Malek Jandali — Para começar, eu queria cumprimentar você e seus telespectadores dizendo: “Que a paz esteja com vocês.” Salam. E é assim que os sírios se cumprimentam. Salam tem muitos significados. Significa “paz”. A nossa cultura é uma cultura de paz. Quando Ramsés foi do Egito para a Síria, por volta de 1200 a.C., com seu exército, seus arsenais e todo tipo de soldados, para iniciar uma guerra, perto de Homs, que é minha cidade na Síria. A palavra para a “guerra”, em árabe, é “hurbb”. O povo sírio disse: “Não, é uma palavra muito comprida e muito feia. Vamos encurtá-la e tirar o “R” do meio. Vamos transformá-la, de hurbb, em hubb, que significa “amor”. Assim, durante a Batalha de Kadesh, por volta de 1200 a.C., a História foi testemunha do primeiro tratado de paz da humanidade e foi na Síria. Em vez de travar uma guerra, eles fizeram um tratado de paz, e a ONU até usou alguns artigos dele em sua Carta. A situação atual não é uma guerra. É uma revolução histórica feita pelo povo, para o povo, em busca de algo muito nobre e simples: a liberdade. É o que as pessoas querem. Todos nós nascemos livres e é chegada a hora de o povo sírio ser livre após décadas de ditadura.
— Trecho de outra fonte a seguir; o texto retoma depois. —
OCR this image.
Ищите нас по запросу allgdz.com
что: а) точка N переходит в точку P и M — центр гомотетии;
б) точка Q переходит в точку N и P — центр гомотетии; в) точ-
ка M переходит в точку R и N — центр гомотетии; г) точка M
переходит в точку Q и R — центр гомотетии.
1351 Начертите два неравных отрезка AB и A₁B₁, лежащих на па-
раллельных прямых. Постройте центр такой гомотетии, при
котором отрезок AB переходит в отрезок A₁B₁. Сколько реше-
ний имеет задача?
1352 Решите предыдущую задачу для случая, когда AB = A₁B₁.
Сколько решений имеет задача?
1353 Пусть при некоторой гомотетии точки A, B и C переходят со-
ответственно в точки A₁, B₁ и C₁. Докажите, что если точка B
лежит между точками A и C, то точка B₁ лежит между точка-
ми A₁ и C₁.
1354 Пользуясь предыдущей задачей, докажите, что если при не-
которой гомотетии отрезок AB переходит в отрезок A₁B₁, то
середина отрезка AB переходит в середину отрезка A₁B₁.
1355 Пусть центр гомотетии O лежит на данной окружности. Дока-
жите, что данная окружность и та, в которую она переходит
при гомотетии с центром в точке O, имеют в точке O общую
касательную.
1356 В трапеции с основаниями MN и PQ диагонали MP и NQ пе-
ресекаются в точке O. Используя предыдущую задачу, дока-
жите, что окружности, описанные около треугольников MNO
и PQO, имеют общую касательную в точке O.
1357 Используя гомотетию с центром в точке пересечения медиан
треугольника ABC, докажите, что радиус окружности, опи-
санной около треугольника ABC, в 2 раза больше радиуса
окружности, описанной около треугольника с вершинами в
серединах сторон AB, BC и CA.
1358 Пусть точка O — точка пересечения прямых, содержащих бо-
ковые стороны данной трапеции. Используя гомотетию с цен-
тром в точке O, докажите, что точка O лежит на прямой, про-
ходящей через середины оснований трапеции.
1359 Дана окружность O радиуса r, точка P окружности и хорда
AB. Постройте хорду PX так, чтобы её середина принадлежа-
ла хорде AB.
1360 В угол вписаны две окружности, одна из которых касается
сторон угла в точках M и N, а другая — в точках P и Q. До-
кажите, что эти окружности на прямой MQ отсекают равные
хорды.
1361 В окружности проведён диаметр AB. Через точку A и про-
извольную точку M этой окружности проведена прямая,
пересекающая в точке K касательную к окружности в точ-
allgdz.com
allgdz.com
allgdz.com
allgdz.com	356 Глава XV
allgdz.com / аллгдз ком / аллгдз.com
Jorge Pontual — É uma civilização muito antiga, um país muito antigo.
Malek Jandali — Eu sempre levo comigo uma réplica da mais antiga notação musical do mundo. E eu sou um sírio muito orgulhoso de poder dizer que meus ancestrais, na Síria, inventaram a maneira como escrevemos música, a notação musical. Eles também inventaram o alfabeto.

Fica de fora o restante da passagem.